AGI - I ministri dello Sport di nove Paesi europei chiedono di escludere il Comitato olimpico internazionale (Cio) e altre federazioni sportive "le cui azioni siano incompatibili con i valori dell'Unione europea" dai programmi di finanziamento europei. Lo si legge in una lettera firmata dai ministri dello Sport di Svezia, Estonia, Paesi Bassi, Lituania, Lettonia, Polonia, Romania, Finlandia e Danimarca e indirizzata al commissario europeo allo Sport, Glenn Micallef.
Il contenuto della lettera
"Nonostante le ripetute dichiarazioni e gli appelli dei ministri dell'Unione europea e di altri Paesi, che invitavano le organizzazioni sportive internazionali a non consentire ad atleti, allenatori, arbitri e funzionari russi e bielorussi di partecipare alle competizioni sportive internazionali fino alla fine della guerra di aggressione della Russia contro l'Ucraina, il Comitato Olimpico Internazionale e alcune organizzazioni sportive internazionali hanno scelto una strada diversa", si legge nella missiva.

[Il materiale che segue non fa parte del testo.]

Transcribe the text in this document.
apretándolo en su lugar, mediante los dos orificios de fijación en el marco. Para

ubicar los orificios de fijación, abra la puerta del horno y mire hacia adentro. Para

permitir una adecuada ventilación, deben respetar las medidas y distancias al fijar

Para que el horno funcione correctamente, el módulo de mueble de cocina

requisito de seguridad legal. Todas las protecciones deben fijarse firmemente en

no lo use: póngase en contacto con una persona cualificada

"Desideriamo esprimere seria preoccupazione per il fatto che alcune organizzazioni sportive internazionali abbiano scelto di non allineare le proprie decisioni a questi valori fondamentali. Così facendo, hanno dimostrato una chiara divergenza rispetto ai valori sui quali è fondata l'Unione europea", aggiungono i ministri, che chiedono quindi all'esecutivo europeo di "valutare le misure necessarie affinché le organizzazioni le cui azioni siano incompatibili con i valori dell'Unione europea non beneficino del sostegno finanziario dell'Ue".
La fine di finanziamenti e programmi
"Cio' dovrebbe comprendere, in particolare, i finanziamenti nell'ambito del programma Erasmus+ e di altri programmi pertinenti dell'Ue, nonché garantire che tali organizzazioni non svolgano un ruolo di primo piano nei forum e nelle piattaforme di cooperazione dell'Unione europea, incluso il Forum dello Sport dell'Ue", viene sottolineato. "È deplorevole che si debba prendere in considerazione l'adozione di simili misure. Tuttavia, qualora tali organizzazioni scelgano di non rispettare i valori che l'Unione europea intende promuovere e difendere, l'accesso ai finanziamenti dell'Ue e ai relativi benefici dovrebbe rimanere sospeso fino a quando esse non dimostreranno un rinnovato impegno verso tali principi", concludono i nove ministri.